If Maureen Orth, author of "Vulgar Favors: Andrew Cunanan, Gianni Versace, and the Largest Failed Manhunt in U.S. History" had interviewed Marc Anthony, I wouldn't have been surprised to find in her book the following passage:
And at the Boiler Room in New York's seedy East Village, known for its dingy bars with filthy back rooms where drunk and high men grope each other hoping for sex, sex, sex, Cunanan tried to buy a Corona 12 oz. (with a lime). When he was carded by a wary bartender, Cunanan first tried to pass him a fake Ohio driver's license.
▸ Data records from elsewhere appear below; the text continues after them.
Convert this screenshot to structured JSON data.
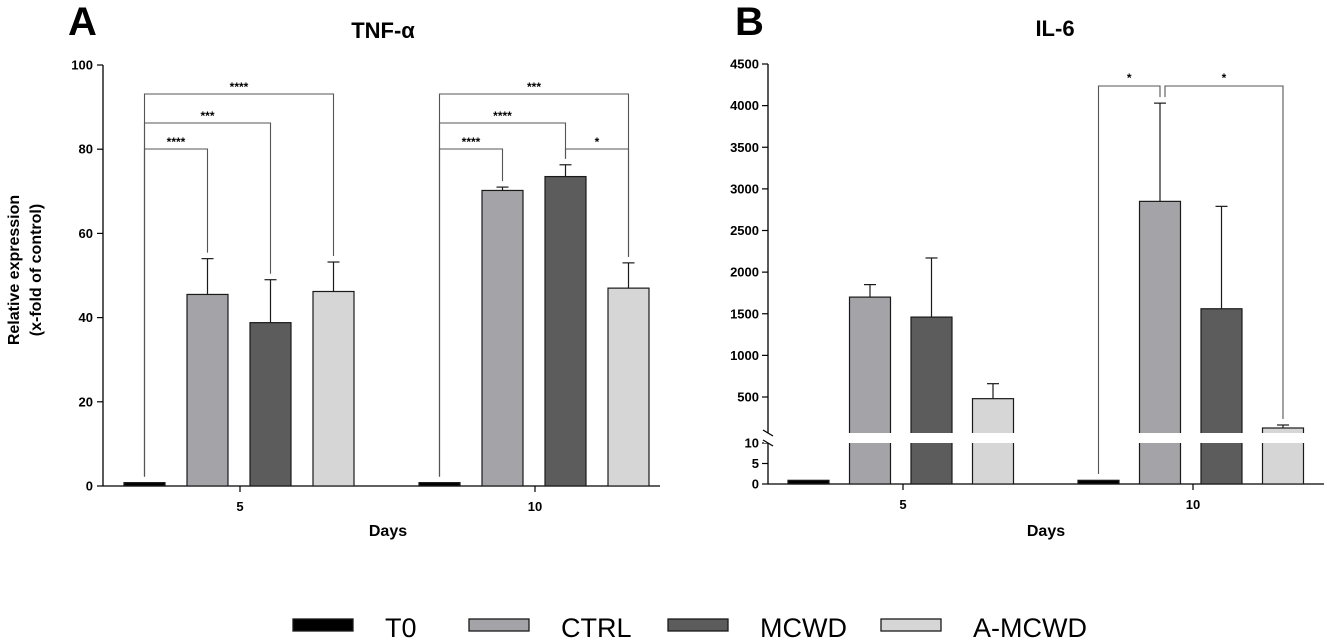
{
  "chart_data": [
    {
      "panel": "A",
      "type": "bar",
      "title": "TNF-α",
      "xlabel": "Days",
      "ylabel": [
        "Relative expression",
        "(x-fold of control)"
      ],
      "categories": [
        "5",
        "10"
      ],
      "ylim": [
        0,
        100
      ],
      "yticks": [
        "0",
        "20",
        "40",
        "60",
        "80",
        "100"
      ],
      "series": [
        {
          "name": "T0",
          "values": [
            0.8,
            0.8
          ],
          "errors": [
            0,
            0
          ]
        },
        {
          "name": "CTRL",
          "values": [
            45.5,
            70.2
          ],
          "errors": [
            8.5,
            0.8
          ]
        },
        {
          "name": "MCWD",
          "values": [
            38.8,
            73.5
          ],
          "errors": [
            10.2,
            2.8
          ]
        },
        {
          "name": "A-MCWD",
          "values": [
            46.2,
            47.0
          ],
          "errors": [
            7.0,
            6.0
          ]
        }
      ],
      "significance": [
        {
          "category": "5",
          "from": "T0",
          "to": "CTRL",
          "label": "****"
        },
        {
          "category": "5",
          "from": "T0",
          "to": "MCWD",
          "label": "***"
        },
        {
          "category": "5",
          "from": "T0",
          "to": "A-MCWD",
          "label": "****"
        },
        {
          "category": "10",
          "from": "T0",
          "to": "CTRL",
          "label": "****"
        },
        {
          "category": "10",
          "from": "T0",
          "to": "MCWD",
          "label": "****"
        },
        {
          "category": "10",
          "from": "T0",
          "to": "A-MCWD",
          "label": "***"
        },
        {
          "category": "10",
          "from": "MCWD",
          "to": "A-MCWD",
          "label": "*"
        }
      ]
    },
    {
      "panel": "B",
      "type": "bar",
      "title": "IL-6",
      "xlabel": "Days",
      "categories": [
        "5",
        "10"
      ],
      "axis_break": {
        "lower": [
          0,
          10
        ],
        "upper": [
          300,
          4500
        ]
      },
      "yticks_lower": [
        "0",
        "5",
        "10"
      ],
      "yticks_upper": [
        "500",
        "1000",
        "1500",
        "2000",
        "2500",
        "3000",
        "3500",
        "4000",
        "4500"
      ],
      "series": [
        {
          "name": "T0",
          "values": [
            0.9,
            0.9
          ],
          "errors": [
            0,
            0
          ]
        },
        {
          "name": "CTRL",
          "values": [
            1700,
            2850
          ],
          "errors": [
            150,
            1180
          ]
        },
        {
          "name": "MCWD",
          "values": [
            1460,
            1560
          ],
          "errors": [
            710,
            1230
          ]
        },
        {
          "name": "A-MCWD",
          "values": [
            480,
            12
          ],
          "errors": [
            180,
            3
          ]
        }
      ],
      "significance": [
        {
          "category": "10",
          "from": "T0",
          "to": "CTRL",
          "label": "*"
        },
        {
          "category": "10",
          "from": "CTRL",
          "to": "A-MCWD",
          "label": "*"
        }
      ]
    }
  ],
  "legend": [
    {
      "name": "T0",
      "color": "#000000"
    },
    {
      "name": "CTRL",
      "color": "#a3a3a8"
    },
    {
      "name": "MCWD",
      "color": "#5c5c5c"
    },
    {
      "name": "A-MCWD",
      "color": "#d6d6d6"
    }
  ]
}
When that was rejected, Cunanan showed the bartender a stolen employee identification card for Newsweek, which unbeknownst to Cunanan was doing the final editing on a cover story about him and the murder of Versace.
Yes, I exaggerate.
But after reading her tome on Cunanan and his murderous ways, I found that Orth didn't understand Andrew Cunanan, let alone how being homosexual affected his various psychoses. Orth roundly and unfairly sensationalizes, and thus pathologizes, gay culture -- and in the end, blames it for five murders. Many of Orth's key arguments fail when she is unable to prove important connections and instead falls back on shady sourcing and irresponsible implications. And at times, Orth appears to have failed to follow up on some of her more promising leads. "Vulgar Favors" seems unfinished and unedited, a book that is guilty of homophobia by negligence.